Population (2024-12-31)
- • Total: 669
- • Density: 38.7/km^{2} (100/sq mi)
- Time zone: UTC+01:00 (CET)
- • Summer (DST): UTC+02:00 (CEST)
- Postal codes: 54533
- Dialling codes: 06572
- Vehicle registration: WIL
- Website: www.bettenfeld.de

= Bettenfeld =

Bettenfeld is an Ortsgemeinde – a municipality belonging to a Verbandsgemeinde, a kind of collective municipality – in the Bernkastel-Wittlich district in Rhineland-Palatinate, Germany.

== Geography ==

The village lies in the southern Vulkaneifel at elevations of between 460 and 480 m above sea level and is framed by two particularly high peaks: To the southwest lie the wooded lands of the 544 m-high Holzbeul, while rising on the east side of Bettenfeld's municipal area is the Mosenberg, a former volcano, with the Windsborn Crater Lake. This 519 m-high mountain is made up of four craters, the most impressive among which is the water-filled Windsborn, a crater lake whose rim is fully preserved; it is the only mountain crater lake north of the Alps. The Mosenberg's extraordinary appearance was already being appreciated in the 19th century by travellers, artists and scientists, among them the painter Fritz von Wille and the naturalist Alexander von Humboldt.

Bettenfeld belongs to the Verbandsgemeinde Wittlich-Land.

== Politics ==

The municipal council is made up of 12 council members, who were elected by proportional representation at the municipal election held on 7 June 2009, and the honorary mayor as chairman.

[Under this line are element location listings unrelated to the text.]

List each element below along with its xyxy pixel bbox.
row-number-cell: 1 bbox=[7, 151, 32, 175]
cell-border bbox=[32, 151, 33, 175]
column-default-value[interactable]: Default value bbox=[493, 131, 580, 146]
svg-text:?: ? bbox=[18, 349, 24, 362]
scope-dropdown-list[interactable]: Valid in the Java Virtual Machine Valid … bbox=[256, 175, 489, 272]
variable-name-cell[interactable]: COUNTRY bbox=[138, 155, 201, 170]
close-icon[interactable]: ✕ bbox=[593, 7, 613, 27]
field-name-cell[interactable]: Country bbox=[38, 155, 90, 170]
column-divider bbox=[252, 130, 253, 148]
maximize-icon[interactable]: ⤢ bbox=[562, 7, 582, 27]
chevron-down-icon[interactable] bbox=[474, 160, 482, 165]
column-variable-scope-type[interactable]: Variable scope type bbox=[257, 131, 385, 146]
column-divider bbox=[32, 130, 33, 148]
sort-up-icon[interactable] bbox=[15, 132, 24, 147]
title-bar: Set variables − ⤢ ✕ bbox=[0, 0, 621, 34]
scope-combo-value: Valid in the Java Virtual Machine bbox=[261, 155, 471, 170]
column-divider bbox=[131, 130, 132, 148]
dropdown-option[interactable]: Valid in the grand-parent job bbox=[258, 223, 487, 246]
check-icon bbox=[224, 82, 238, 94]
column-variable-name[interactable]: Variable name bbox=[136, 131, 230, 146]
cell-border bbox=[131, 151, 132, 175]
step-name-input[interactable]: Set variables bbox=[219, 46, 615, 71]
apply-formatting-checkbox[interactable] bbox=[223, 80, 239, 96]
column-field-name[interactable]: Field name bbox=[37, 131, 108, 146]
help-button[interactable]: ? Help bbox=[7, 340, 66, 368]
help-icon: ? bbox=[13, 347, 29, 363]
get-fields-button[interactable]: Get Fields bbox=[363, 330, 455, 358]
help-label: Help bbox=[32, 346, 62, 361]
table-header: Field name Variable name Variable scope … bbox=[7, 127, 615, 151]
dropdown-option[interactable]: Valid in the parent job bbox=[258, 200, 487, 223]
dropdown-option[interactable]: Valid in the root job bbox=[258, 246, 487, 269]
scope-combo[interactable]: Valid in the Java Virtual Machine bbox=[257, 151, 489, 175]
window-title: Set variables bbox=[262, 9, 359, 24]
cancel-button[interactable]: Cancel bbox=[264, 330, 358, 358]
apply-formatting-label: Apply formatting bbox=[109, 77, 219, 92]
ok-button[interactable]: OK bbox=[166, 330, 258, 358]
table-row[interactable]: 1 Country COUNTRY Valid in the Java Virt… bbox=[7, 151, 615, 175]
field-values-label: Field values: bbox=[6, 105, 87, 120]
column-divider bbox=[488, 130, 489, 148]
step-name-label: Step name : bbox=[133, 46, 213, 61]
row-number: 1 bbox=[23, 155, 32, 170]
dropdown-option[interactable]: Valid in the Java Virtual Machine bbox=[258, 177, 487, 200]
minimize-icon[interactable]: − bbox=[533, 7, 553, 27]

The municipal election held on 7 June 2009 yielded the following results:

| Year | WG Meuers | WG Zens | WG Leitges | Total |
|---|---|---|---|---|
| 2009 | 6 | 4 | 2 | 12 seats |

== Economy and infrastructure ==
Bettenfeld is a state recognized tourism community. To the east runs the Autobahn A 1, and to the south runs the A 60.